You can reuse this pattern for prices, signals, news, or any other asset-centric dataset.

For the broader design rules behind this tutorial, see the Data Nodes knowledge guide. For a deeper explanation of asset identity, custom assets, and when to use filter() versus query(), see Assets.

What you will build

In this part you will:

  • create a SimulatedPrices DataNode that returns a (time_index, unique_identifier) MultiIndex
  • expose the asset universe through get_asset_list()
  • run two updater jobs that write to the same underlying table
  • understand why asset_list should usually affect update_hash, not storage_hash

Mental model first: table identity vs updater identity

Before writing code, keep these concepts separate:

  • storage_hash identifies the dataset contract, meaning the table that downstream users read.
  • update_hash identifies the updater job, meaning one process that writes into that table.
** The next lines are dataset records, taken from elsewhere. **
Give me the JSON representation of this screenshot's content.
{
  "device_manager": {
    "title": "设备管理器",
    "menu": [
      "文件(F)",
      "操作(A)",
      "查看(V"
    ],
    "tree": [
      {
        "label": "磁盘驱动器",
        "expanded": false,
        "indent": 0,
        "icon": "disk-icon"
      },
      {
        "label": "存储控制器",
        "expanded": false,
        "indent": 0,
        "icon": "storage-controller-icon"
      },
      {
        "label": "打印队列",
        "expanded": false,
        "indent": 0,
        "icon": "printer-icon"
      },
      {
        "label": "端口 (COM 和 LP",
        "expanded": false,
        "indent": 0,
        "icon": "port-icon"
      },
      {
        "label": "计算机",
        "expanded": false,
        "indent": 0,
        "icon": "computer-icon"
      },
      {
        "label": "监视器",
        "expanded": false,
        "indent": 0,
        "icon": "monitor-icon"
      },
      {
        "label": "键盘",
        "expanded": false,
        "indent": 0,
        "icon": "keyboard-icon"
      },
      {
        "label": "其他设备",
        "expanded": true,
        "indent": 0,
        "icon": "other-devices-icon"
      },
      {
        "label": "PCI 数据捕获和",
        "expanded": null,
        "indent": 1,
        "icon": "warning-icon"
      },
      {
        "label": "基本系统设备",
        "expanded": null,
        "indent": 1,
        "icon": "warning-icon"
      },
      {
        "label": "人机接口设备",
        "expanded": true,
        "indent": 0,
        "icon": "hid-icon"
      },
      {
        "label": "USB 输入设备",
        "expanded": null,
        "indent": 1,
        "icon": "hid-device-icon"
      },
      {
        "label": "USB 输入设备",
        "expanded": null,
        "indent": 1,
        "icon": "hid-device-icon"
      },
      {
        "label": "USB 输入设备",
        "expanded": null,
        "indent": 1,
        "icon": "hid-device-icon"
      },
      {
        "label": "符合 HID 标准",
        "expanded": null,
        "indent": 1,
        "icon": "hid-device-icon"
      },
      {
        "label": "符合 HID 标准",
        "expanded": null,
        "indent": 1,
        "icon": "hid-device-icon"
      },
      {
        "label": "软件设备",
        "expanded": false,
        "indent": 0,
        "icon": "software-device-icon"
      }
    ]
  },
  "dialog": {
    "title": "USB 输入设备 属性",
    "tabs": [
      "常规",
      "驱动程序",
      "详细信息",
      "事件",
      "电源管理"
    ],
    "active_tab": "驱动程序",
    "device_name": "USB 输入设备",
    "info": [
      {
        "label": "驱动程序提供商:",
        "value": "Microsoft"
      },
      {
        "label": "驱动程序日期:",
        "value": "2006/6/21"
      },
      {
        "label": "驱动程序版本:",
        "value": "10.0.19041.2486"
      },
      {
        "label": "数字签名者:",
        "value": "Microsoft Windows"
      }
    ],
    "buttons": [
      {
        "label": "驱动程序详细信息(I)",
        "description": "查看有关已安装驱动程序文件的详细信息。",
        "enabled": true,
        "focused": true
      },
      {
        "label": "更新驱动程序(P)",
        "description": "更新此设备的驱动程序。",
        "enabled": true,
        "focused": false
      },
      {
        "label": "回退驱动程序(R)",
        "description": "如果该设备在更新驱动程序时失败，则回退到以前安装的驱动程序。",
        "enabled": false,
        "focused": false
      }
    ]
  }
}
That distinction is what allows multiple jobs to write safely into the same dataset.

For this tutorial:

  • the table identifier in node_metadata names the dataset and must be unique across your organization
  • the unique_identifier in the MultiIndex names each asset row and must be unique for the asset it represents
  • asset_list is updater scope, so it should usually be ignored from storage_hash

Create src/data_nodes/prices_nodes.py

Create a file at src\data_nodes\prices_nodes.py (Windows) or src/data_nodes/prices_nodes.py (macOS/Linux) and add the following code:

import datetime
import os
from typing import Union

import numpy as np
import pandas as pd
import pytz
from pydantic import Field

import mainsequence.client as msc
from mainsequence.tdag import (
    APIDataNode,
    DataNode,
    DataNodeConfiguration,
    DataNodeMetaData,
    RecordDefinition,
)

PROJECT_ID = os.getenv("MAIN_SEQUENCE_PROJECT_ID", "local").strip() or "local"
SIMULATED_PRICES_IDENTIFIER = f"simulated_prices_tutorial_{PROJECT_ID}"


class SimulatedPricesManager:
    def __init__(self, owner: DataNode):
        self.owner = owner

    @staticmethod
    def _get_last_price(obs_df: pd.DataFrame, unique_id: str, fallback: float) -> float:
        if obs_df.empty:
            return fallback

        try:
            slice_df = obs_df.xs(unique_id, level="unique_identifier")["close"]
            return float(slice_df.iloc[-1])
        except (KeyError, IndexError):
            return fallback

    def update(self) -> pd.DataFrame:
        initial_price = 100.0
        mu = 0.0
        sigma = 0.01

        update_statistics = self.owner.update_statistics
        asset_list = update_statistics.asset_list or self.owner.get_asset_list() or []
        if not asset_list:
            return pd.DataFrame()

        range_descriptor = update_statistics.get_update_range_map_great_or_equal()
        last_observation = self.owner.get_ranged_data_per_asset(
            range_descriptor=range_descriptor
        )

        yesterday_midnight = datetime.datetime.now(pytz.utc).replace(
            hour=0, minute=0, second=0, microsecond=0
        ) - datetime.timedelta(days=1)

        df_list: list[pd.DataFrame] = []
        for asset in asset_list:
            last_update = update_statistics.get_asset_earliest_multiindex_update(asset=asset)
            start_time = (last_update + datetime.timedelta(days=1)).replace(
                hour=0, minute=0, second=0, microsecond=0
            )
            if start_time > yesterday_midnight:
                continue

            time_range = pd.date_range(
                start=start_time,
                end=yesterday_midnight,
                freq="D",
                tz=pytz.utc,
            )
            if time_range.empty:
                continue

            last_price = self._get_last_price(
                obs_df=last_observation,
                unique_id=asset.unique_identifier,
                fallback=initial_price,
            )
            random_returns = np.random.lognormal(mean=mu, sigma=sigma, size=len(time_range))
            simulated_prices = last_price * np.cumprod(random_returns)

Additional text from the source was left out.